A lot of dogmatic gurus will comment on overuse injuries and mental breakdowns, but again, there are now tried and true strategies for all these concerns. In terms of training, proper periodization should solve most of your physiological concerns. I like to use lighter and more concentric loads during ‘in-season’ training, and heavier more eccentric loads in the ‘off-season.’ It is much more nuanced than that, but a good trainer can get you set up. Mindset and avoiding mental fatigue are a fascinating and fast-growing field that athletes are beginning to take advantage of. A sports psychologist, or even DIY mental performance training, is a great investment. Ever hear a coach say that you can only control what’s within your halo? Yeah, it’s a thing now.
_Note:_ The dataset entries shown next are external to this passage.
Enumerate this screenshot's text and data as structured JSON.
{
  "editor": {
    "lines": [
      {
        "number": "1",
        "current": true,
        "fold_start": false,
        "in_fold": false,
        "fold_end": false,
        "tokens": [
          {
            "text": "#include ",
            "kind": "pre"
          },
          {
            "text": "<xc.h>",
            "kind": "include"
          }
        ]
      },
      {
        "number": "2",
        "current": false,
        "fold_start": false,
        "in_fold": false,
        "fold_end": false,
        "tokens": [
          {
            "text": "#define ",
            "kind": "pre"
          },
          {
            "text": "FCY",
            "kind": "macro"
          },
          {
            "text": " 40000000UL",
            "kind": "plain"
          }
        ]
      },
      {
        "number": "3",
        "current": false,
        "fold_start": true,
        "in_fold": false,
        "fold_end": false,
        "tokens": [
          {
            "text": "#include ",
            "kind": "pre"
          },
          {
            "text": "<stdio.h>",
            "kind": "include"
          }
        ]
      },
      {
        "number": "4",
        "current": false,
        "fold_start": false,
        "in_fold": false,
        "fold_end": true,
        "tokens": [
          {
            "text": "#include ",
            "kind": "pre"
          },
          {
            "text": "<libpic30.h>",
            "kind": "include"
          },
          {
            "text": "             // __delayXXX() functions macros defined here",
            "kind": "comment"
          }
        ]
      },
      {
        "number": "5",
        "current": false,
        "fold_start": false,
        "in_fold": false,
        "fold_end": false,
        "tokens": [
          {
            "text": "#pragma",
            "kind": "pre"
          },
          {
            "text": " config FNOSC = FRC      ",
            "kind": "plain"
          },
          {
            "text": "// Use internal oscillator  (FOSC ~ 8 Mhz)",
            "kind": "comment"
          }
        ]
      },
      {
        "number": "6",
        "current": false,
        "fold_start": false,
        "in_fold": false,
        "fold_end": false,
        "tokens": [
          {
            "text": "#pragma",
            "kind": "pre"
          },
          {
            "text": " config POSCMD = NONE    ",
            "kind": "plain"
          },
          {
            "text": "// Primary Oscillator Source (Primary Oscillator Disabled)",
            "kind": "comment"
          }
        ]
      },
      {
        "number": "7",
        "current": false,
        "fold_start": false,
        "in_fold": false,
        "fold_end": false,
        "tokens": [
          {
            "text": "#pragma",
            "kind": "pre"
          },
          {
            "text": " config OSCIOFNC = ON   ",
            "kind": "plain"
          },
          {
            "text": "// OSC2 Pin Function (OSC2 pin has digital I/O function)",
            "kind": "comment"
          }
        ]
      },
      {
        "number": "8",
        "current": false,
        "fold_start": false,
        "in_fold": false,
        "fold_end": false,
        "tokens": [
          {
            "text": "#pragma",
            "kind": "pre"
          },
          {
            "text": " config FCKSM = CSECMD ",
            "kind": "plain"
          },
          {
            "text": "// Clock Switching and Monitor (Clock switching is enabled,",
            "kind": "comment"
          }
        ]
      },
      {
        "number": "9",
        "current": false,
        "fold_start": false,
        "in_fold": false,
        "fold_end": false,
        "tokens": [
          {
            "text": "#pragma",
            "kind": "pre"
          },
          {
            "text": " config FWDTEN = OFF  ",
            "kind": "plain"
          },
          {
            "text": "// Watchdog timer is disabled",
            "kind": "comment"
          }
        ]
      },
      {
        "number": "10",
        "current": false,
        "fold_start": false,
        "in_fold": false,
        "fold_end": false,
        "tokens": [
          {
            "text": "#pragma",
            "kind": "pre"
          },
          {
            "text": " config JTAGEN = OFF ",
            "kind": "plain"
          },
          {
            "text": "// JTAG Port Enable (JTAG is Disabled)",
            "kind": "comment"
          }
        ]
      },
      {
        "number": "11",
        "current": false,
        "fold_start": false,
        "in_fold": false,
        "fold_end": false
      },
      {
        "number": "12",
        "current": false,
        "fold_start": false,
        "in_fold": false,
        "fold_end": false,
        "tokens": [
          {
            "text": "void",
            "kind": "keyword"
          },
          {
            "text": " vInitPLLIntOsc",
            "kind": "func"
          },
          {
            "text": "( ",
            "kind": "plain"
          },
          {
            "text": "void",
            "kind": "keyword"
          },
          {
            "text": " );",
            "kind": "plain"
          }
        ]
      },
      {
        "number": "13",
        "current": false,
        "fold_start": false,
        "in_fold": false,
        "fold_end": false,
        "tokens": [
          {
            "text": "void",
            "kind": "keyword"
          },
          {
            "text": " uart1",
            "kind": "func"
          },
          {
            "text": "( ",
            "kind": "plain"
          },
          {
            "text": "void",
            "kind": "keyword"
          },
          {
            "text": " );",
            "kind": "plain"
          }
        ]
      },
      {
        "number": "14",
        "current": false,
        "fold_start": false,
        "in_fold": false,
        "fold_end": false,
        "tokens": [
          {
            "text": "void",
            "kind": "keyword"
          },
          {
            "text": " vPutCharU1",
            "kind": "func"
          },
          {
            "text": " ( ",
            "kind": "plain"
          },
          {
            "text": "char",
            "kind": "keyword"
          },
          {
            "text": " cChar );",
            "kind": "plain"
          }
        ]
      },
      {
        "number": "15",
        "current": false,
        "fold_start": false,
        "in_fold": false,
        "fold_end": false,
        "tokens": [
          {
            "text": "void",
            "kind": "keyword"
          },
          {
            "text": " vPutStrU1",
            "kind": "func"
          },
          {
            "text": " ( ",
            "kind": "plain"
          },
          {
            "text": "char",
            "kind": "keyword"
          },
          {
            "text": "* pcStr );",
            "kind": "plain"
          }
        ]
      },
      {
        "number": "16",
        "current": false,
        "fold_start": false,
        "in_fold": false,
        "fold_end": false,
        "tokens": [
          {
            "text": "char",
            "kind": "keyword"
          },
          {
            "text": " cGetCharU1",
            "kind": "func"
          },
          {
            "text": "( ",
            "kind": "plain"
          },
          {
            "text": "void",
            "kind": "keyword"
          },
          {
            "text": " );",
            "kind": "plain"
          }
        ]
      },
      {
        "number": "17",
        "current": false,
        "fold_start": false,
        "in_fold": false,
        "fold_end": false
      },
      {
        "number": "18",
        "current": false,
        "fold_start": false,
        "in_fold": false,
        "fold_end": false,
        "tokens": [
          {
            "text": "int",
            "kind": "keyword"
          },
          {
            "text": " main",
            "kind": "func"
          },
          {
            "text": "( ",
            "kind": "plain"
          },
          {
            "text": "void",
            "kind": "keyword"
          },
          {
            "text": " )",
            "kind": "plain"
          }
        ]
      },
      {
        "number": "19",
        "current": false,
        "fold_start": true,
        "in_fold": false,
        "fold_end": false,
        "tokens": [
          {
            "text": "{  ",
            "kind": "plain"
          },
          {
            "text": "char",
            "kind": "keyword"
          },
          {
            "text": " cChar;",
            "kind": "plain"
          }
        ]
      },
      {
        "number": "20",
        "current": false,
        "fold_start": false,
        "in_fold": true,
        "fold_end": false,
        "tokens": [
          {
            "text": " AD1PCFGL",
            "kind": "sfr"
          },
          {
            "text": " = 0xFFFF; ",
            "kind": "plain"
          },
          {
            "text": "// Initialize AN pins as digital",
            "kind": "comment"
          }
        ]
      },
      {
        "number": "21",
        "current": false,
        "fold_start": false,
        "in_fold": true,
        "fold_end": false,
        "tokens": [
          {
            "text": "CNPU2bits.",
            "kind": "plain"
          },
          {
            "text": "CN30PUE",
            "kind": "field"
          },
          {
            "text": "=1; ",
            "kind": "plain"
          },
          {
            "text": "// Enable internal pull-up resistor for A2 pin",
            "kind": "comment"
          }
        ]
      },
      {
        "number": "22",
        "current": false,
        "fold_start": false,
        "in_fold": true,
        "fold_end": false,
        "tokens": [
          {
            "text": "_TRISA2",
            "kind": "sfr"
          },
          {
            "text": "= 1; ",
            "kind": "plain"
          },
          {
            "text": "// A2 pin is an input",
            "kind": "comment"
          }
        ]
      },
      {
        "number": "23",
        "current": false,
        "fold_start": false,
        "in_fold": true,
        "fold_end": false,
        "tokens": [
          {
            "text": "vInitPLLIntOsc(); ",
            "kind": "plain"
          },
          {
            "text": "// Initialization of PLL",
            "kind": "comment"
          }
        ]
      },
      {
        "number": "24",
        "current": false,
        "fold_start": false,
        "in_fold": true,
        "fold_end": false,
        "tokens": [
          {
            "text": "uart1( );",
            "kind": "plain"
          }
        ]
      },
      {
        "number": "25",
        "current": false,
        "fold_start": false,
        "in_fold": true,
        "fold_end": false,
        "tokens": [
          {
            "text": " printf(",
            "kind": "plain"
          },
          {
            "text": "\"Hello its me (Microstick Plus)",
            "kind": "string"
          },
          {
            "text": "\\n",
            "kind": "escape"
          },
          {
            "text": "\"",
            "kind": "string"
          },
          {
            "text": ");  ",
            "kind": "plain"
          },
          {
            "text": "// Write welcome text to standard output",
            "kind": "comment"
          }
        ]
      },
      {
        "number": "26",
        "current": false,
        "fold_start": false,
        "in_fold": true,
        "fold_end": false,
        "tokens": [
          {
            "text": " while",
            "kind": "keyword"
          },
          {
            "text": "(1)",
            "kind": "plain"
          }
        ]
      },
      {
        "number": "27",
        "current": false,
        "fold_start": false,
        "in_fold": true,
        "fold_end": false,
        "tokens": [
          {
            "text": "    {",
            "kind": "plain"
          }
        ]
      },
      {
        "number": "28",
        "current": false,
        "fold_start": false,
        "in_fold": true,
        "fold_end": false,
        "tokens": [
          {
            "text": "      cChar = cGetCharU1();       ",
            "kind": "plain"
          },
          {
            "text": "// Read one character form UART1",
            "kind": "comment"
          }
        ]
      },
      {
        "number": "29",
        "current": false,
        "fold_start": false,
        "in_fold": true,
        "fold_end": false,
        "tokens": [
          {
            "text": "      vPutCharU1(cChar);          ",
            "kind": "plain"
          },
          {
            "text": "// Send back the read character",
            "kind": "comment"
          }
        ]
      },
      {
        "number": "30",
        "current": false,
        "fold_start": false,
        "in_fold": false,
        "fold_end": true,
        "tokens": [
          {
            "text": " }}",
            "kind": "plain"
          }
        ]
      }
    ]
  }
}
Probably the most important aspect of training frequency is recovery. Sleep is king, and the paradigm has shifted on recovery. Your next training session is only as good as your recovery since your last training session, and this too has evolved. This isn’t an article on sleep but figure out how to optimize yours. He who sleeps the best recovers the best. Keep your space cool and dark, and try not to eat, drink, or use electronics for a few hours before bed. Daytime recovery practices are used frequently now as well. Top tier athletes are using bodywork specialists, cryotherapy, float tanks, IV’s, naps, meditation, and much more to heal up faster. You don’t see therapists telling elite athletes to rest and ice as much anymore after an injury. Athletes are typically moving and exercising again immediately in a way that doesn’t hurt.

Proper nutrition and supplementation are another crucial part in the performance and recovery space. You need to make sure your body has everything it needs to perform its best. Do you have proper hydration and electrolytes? Are your macros and micros optimal? Jot down a detailed food journal and see what’s going on. I bet there is something you could improve on. Maybe you need more creatine or protein or B vitamins to help the recovery process? All these parts play in together to create year round training programming that has allowed the optimal athlete to emerge.

The bottom line is that there is always something to do, and I really like the old centenarian that when asked his secret, groans out with a smile, ‘you stop, you die.’ I agree with him. Get a goal, get a plan, surround yourself with the best specialists you can in all areas from exercise to nutrition, to recovery, to mindset, and figure out how to optimize everything. Rise to your full genetic potential and you will realize how much of a champion you really can be!